SAUVAGE

5 septembre 2015 Commentaires fermés sur SAUVAGE

Un missionnaire, coursé par un lion dans la savane africaine, et sentant sa dernière heure venue, adresse cette prière : « Mon Dieu, inspirez à cet animal des pensées chrétiennes ». A ces mots, le lion se met à genou et prie à son tour : « Seigneur, bénissez le repas que je vais prendre … ».

Même dans une historiette, le créateur ne se risque pas à amputer sa créature de ce que Merleau-Ponty nomme la perception sauvage … Comme s’il voulait alerter sur l’étrangeté d’une expérience encore brute parce qu’elle n’aurait pas choisi sa pente, celle qui bâtit un monde – civilisation – ou celle qui le détruit – barbarie -.

Selon la tradition des indiens ojibwé du Canada, nous dit l’ethnologue Basil Johnston, « le monde est d’abord imaginé dans une vision, la « vision primordiale » de Kitche Manitu – le grand esprit, et source de toute chose.

Ayant donné vie, animé sa vision, Kitche Manitu fit les Grandes Lois de la Nature pour le bien-être et l’harmonie de toutes choses et de toutes créatures : « Il y a quatre ordres dans la Création. En premier, le monde physique ; en second, le monde des plantes ; en troisième, celui des animaux ; en dernier, le monde humain.

Tous les quatre sont si intriqués qu’ils constituent la vie et une seule existence.

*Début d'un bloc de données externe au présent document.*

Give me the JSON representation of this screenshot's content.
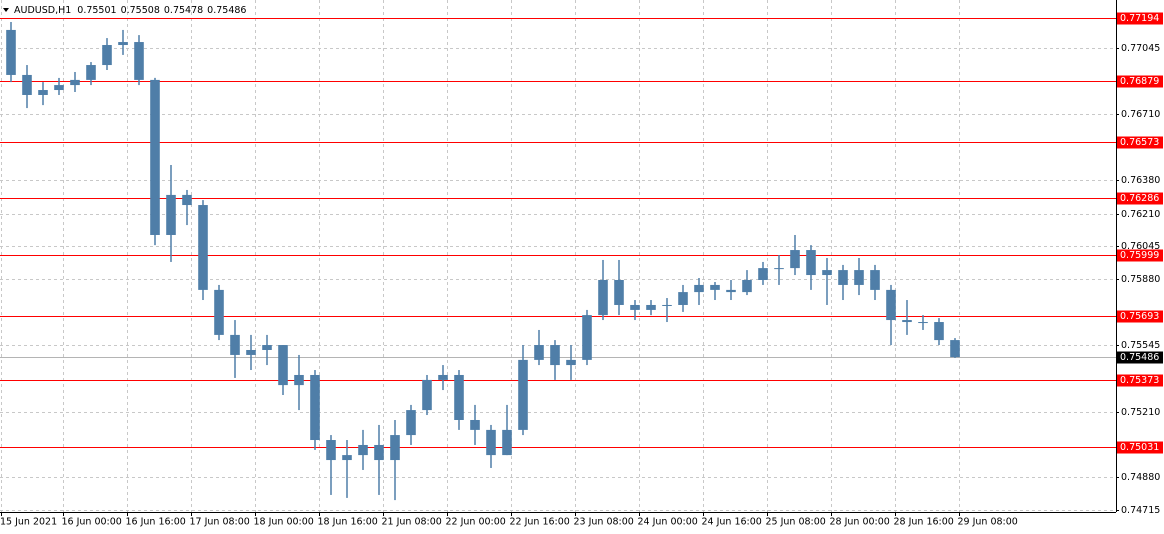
{
  "chart_data": {
    "type": "candlestick",
    "title": "AUDUSD,H1",
    "title_values": [
      0.75501,
      0.75508,
      0.75478,
      0.75486
    ],
    "color": "#4f7ea8",
    "grid": true,
    "xlim": [
      -15.75,
      263.25
    ],
    "xticks": [
      {
        "value": -15.5,
        "label": "15 Jun 2021"
      },
      {
        "value": 0,
        "label": "16 Jun 00:00"
      },
      {
        "value": 16,
        "label": "16 Jun 16:00"
      },
      {
        "value": 32,
        "label": "17 Jun 08:00"
      },
      {
        "value": 48,
        "label": "18 Jun 00:00"
      },
      {
        "value": 64,
        "label": "18 Jun 16:00"
      },
      {
        "value": 80,
        "label": "21 Jun 08:00"
      },
      {
        "value": 96,
        "label": "22 Jun 00:00"
      },
      {
        "value": 112,
        "label": "22 Jun 16:00"
      },
      {
        "value": 128,
        "label": "23 Jun 08:00"
      },
      {
        "value": 144,
        "label": "24 Jun 00:00"
      },
      {
        "value": 160,
        "label": "24 Jun 16:00"
      },
      {
        "value": 176,
        "label": "25 Jun 08:00"
      },
      {
        "value": 192,
        "label": "28 Jun 00:00"
      },
      {
        "value": 208,
        "label": "28 Jun 16:00"
      },
      {
        "value": 224,
        "label": "29 Jun 08:00"
      }
    ],
    "ylim": [
      0.74705,
      0.77287
    ],
    "yticks": [
      0.77045,
      {
        "value": 0.7671,
        "label": "0.76710"
      },
      {
        "value": 0.7638,
        "label": "0.76380"
      },
      {
        "value": 0.7621,
        "label": "0.76210"
      },
      0.76045,
      {
        "value": 0.7588,
        "label": "0.75880"
      },
      0.75545,
      {
        "value": 0.7521,
        "label": "0.75210"
      },
      {
        "value": 0.7488,
        "label": "0.74880"
      },
      0.74715
    ],
    "levels": {
      "color": "#ff0000",
      "values": [
        0.77194,
        0.76879,
        0.76573,
        0.76286,
        0.75999,
        0.75693,
        0.75373,
        0.75031
      ]
    },
    "last_price": 0.75486,
    "x": [
      -13,
      -9,
      -5,
      -1,
      3,
      7,
      11,
      15,
      19,
      23,
      27,
      31,
      35,
      39,
      43,
      47,
      51,
      55,
      59,
      63,
      67,
      71,
      75,
      79,
      83,
      87,
      91,
      95,
      99,
      103,
      107,
      111,
      115,
      119,
      123,
      127,
      131,
      135,
      139,
      143,
      147,
      151,
      155,
      159,
      163,
      167,
      171,
      175,
      179,
      183,
      187,
      191,
      195,
      199,
      203,
      207,
      211,
      215,
      219,
      223
    ],
    "open": [
      0.77136,
      0.76909,
      0.76808,
      0.76833,
      0.76858,
      0.76884,
      0.76959,
      0.7706,
      0.77075,
      0.76884,
      0.76102,
      0.76304,
      0.76253,
      0.75825,
      0.75598,
      0.75497,
      0.75522,
      0.75547,
      0.75345,
      0.75396,
      0.75068,
      0.74967,
      0.74992,
      0.75043,
      0.74967,
      0.75093,
      0.75219,
      0.75371,
      0.75396,
      0.75169,
      0.75119,
      0.74992,
      0.75119,
      0.75472,
      0.75547,
      0.75446,
      0.75472,
      0.75698,
      0.75875,
      0.75749,
      0.75724,
      0.75749,
      0.75749,
      0.75814,
      0.7585,
      0.75825,
      0.75814,
      0.75875,
      0.75935,
      0.75935,
      0.76026,
      0.759,
      0.75925,
      0.7585,
      0.75925,
      0.75825,
      0.75673,
      0.75663,
      0.75663,
      0.75572
    ],
    "high": [
      0.77176,
      0.76959,
      0.76873,
      0.76894,
      0.76924,
      0.76974,
      0.77095,
      0.77136,
      0.7711,
      0.76894,
      0.76455,
      0.76329,
      0.76278,
      0.7585,
      0.75673,
      0.75598,
      0.75598,
      0.75547,
      0.75497,
      0.75421,
      0.75093,
      0.75068,
      0.75119,
      0.75144,
      0.75169,
      0.75245,
      0.75396,
      0.75446,
      0.75421,
      0.75245,
      0.75144,
      0.75245,
      0.75547,
      0.75623,
      0.75572,
      0.75547,
      0.75724,
      0.75976,
      0.75976,
      0.75774,
      0.75774,
      0.75784,
      0.7585,
      0.75885,
      0.75865,
      0.75875,
      0.75925,
      0.75966,
      0.76001,
      0.76102,
      0.76051,
      0.75986,
      0.75951,
      0.75986,
      0.75951,
      0.7585,
      0.75774,
      0.75698,
      0.75683,
      0.75582
    ],
    "low": [
      0.76873,
      0.76742,
      0.76757,
      0.76808,
      0.76823,
      0.76858,
      0.76934,
      0.7701,
      0.76858,
      0.76051,
      0.75966,
      0.76152,
      0.75774,
      0.75572,
      0.75381,
      0.75421,
      0.75446,
      0.75295,
      0.75219,
      0.75018,
      0.74791,
      0.74776,
      0.74917,
      0.74791,
      0.74765,
      0.75043,
      0.75194,
      0.7532,
      0.75119,
      0.75043,
      0.74927,
      0.74992,
      0.75093,
      0.75446,
      0.75371,
      0.75371,
      0.75446,
      0.75673,
      0.75698,
      0.75673,
      0.75698,
      0.75663,
      0.75714,
      0.75749,
      0.75774,
      0.75774,
      0.75799,
      0.7585,
      0.7585,
      0.759,
      0.75825,
      0.75749,
      0.75774,
      0.75799,
      0.75774,
      0.75547,
      0.75598,
      0.75623,
      0.75547,
      0.75482
    ],
    "close": [
      0.76909,
      0.76808,
      0.76833,
      0.76858,
      0.76884,
      0.76959,
      0.7706,
      0.77075,
      0.76884,
      0.76102,
      0.76304,
      0.76253,
      0.75825,
      0.75598,
      0.75497,
      0.75522,
      0.75547,
      0.75345,
      0.75396,
      0.75068,
      0.74967,
      0.74992,
      0.75043,
      0.74967,
      0.75093,
      0.75219,
      0.75371,
      0.75396,
      0.75169,
      0.75119,
      0.74992,
      0.75119,
      0.75472,
      0.75547,
      0.75446,
      0.75472,
      0.75698,
      0.75875,
      0.75749,
      0.75724,
      0.75749,
      0.75749,
      0.75814,
      0.7585,
      0.75825,
      0.75814,
      0.75875,
      0.75935,
      0.75935,
      0.76026,
      0.759,
      0.75925,
      0.7585,
      0.75925,
      0.75825,
      0.75673,
      0.75663,
      0.75663,
      0.75572,
      0.75486
    ]
  }
}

Aucune partie n’est autosuffisante ou complète. L’homme est obligé par cette loi de vivre et d’apprendre des animaux et des plantes, comme les animaux sont dépendants des plantes qui doivent elles-mêmes leur existence et leur subsistance à la terre et au soleil ».

Chacun de nous porte l’écho de cette vision archaïque, de ce monde de nature qui habite plus près de nous que nous-mêmes … C’est cette trace, cette énergie de l’écho du big-bang en moi que j’appelle « sauvage » parce qu’elle dit l’humilité – qui vient de l’humus – du vivant, parce qu’elle échappe à toute prise qui voudrait mettre la main – ou la pensée – dessus, parce que je ne peux l’enclore, parce que les mots eux-mêmes sont à l’étroit pour penser cette trace origine

Paraphrasant Marcel Légaut, ce sauvage est en moi, ne peut être sans moi, mais n’est pas que de moi.

En hébreu ancien, dans le mythe de la création du monde, il est écrit « l’animal de la terre <khaïat haaretz> » … traduit par le mot « sauvage ».

Le mot khaïat vient de khaï qui signifie « vie » ; de ce fait, on dit aussi « le vivant de la terre ». En cassant ce mot khaïat comme on casse l’os pour en sucer la moelle, il devient khaï – at, c’est à dire « vivant – toi ».

Ainsi donc, le sauvage a besoin d’un Autrui pour apparaître.

Dans le même temps, cet autrui peut avoir tous les visages, toutes les formes, tous les accents ; il peut être écrit par toutes les lettres, composé de tous les mots. En effet, relisant khaï – at, il apparaît que <at>, est formé de la première <a> et de la dernière <t> lettre de l’alphabet hébraïque.

De fait, le sauvage, ce n’est pas du vivant … c’est le vivant … de A à Z

Il sait qu’il est connaturel à tout le vivant : il y a les fleurs sauvages, la grève sauvage, le territoire sauvage, l’affichage sauvage, ou encore le camping sauvage, le jardin sauvage, l’animal sauvage, la soie sauvage, le miel sauvage, la truite sauvage, … et le vrai sauvage, le bon sauvage de Rousseau … etc.

Montaigne affirme à propos des cannibales : « Ils sont sauvages, de même que nous appelons sauvages les fruits que la nature a produits ».

Il est celui qui, sans autrui, ne sait pas qu’il sait.